Everything that I have laid out so far should be how you are establishing obedience and authority in the first three of four years of their life. Once they are cognitively able to handle a larger set of rules, you can provide them with a foundation for morality. This is what we see God doing as He leads His people to the foot of Mt. Sinai and gives them the law. This is a comprehensive structure for their lives that teaches a worldview and protects them. Our rules should do the same. We should have a plan for how the rules of our household are establishing virtue and reinforcing God’s morality. These rules should be set firmly, as clear right and wrong.
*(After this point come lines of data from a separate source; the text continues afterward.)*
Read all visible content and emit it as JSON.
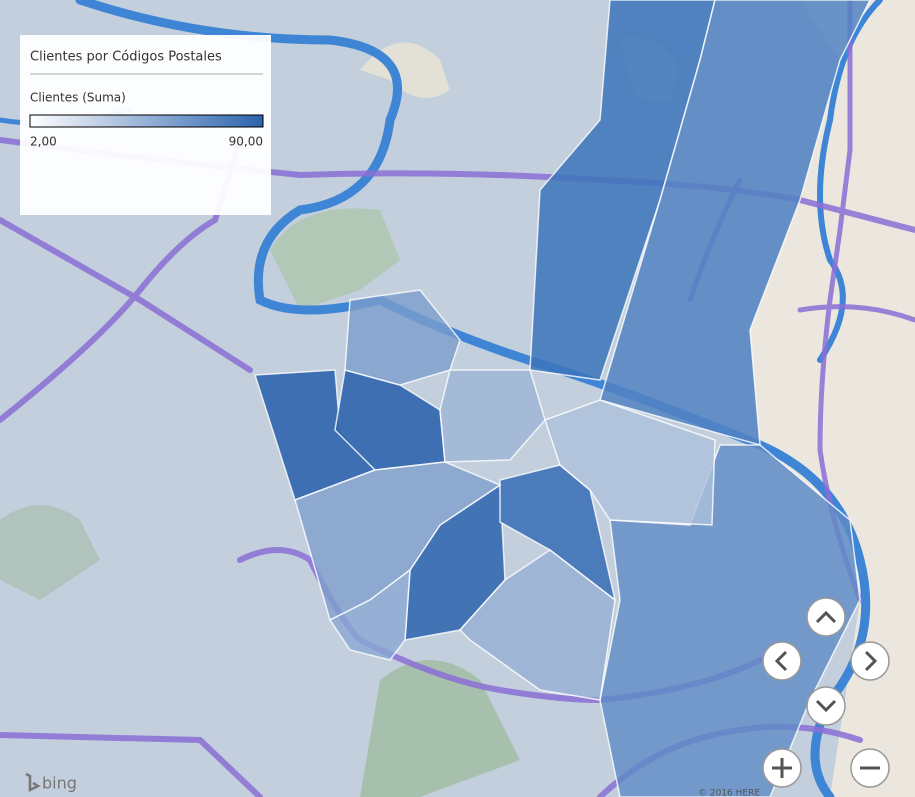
{
  "legend": {
    "title": "Clientes por Códigos Postales",
    "measure": "Clientes (Suma)",
    "min_label": "2,00",
    "max_label": "90,00"
  },
  "map": {
    "logo": "bing",
    "copyright": "© 2016 HERE"
  }
}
As parents, we know that living out a black/white law gets a bit grayer as we apply it. There are situational subtleties that need to be accounted for. This shouldn’t keep us from setting down clear cut rules. The nuance will be added as the kids mature and we walk with them through why it was okay for Rahab to lie to protect the spies even though the law says: thou shall not bear false witness. Kids need a starting point to build on; we should establish the norm and add the complexities later.
The rest of the Old Testament is God doing all of the steps we have talked about up to this point: setting rules, disciplining His people, rescuing them and showing His presence and love through it. In the New Testament, authority gets an injection of grace. Not that grace was not present the whole time, but in the gospels it takes center stage. To people who understand the law, Jesus makes it clear that while the law shapes and guides, we should understand authority primarily through how we receive.
As your kids grow, if you have done the work of setting rules and holding lines and developing trust, the teen years become about wading through the complexity of living out God’s morality in a sinful world and how grace removes the condemnation that comes from knowing we are not who we should be. Grace does not do away with the law, but it expands it. The rules become the ways in which God has protected us from pain, prepared us for salvation, and taught us how to worship.
In the same way, as kids grow into adults, they will look back on the rules that you set, the same ones that they fought with you over, and see them in a different light. If you have done your job as a parent, they will see how you chose their long term health over their happiness in the moment; how you were willing to sacrifice for their good. They will both respect you for it and raise their kids in a similar way.
As I made clear in my last post, this is the ideal. There are a lot of reasons why this can become difficult to impossible to implement. We should continue to try. Failing as parents gives us another reason to turn to our Heavenly Father for rescue, trusting that He cares for and loves us (and our children).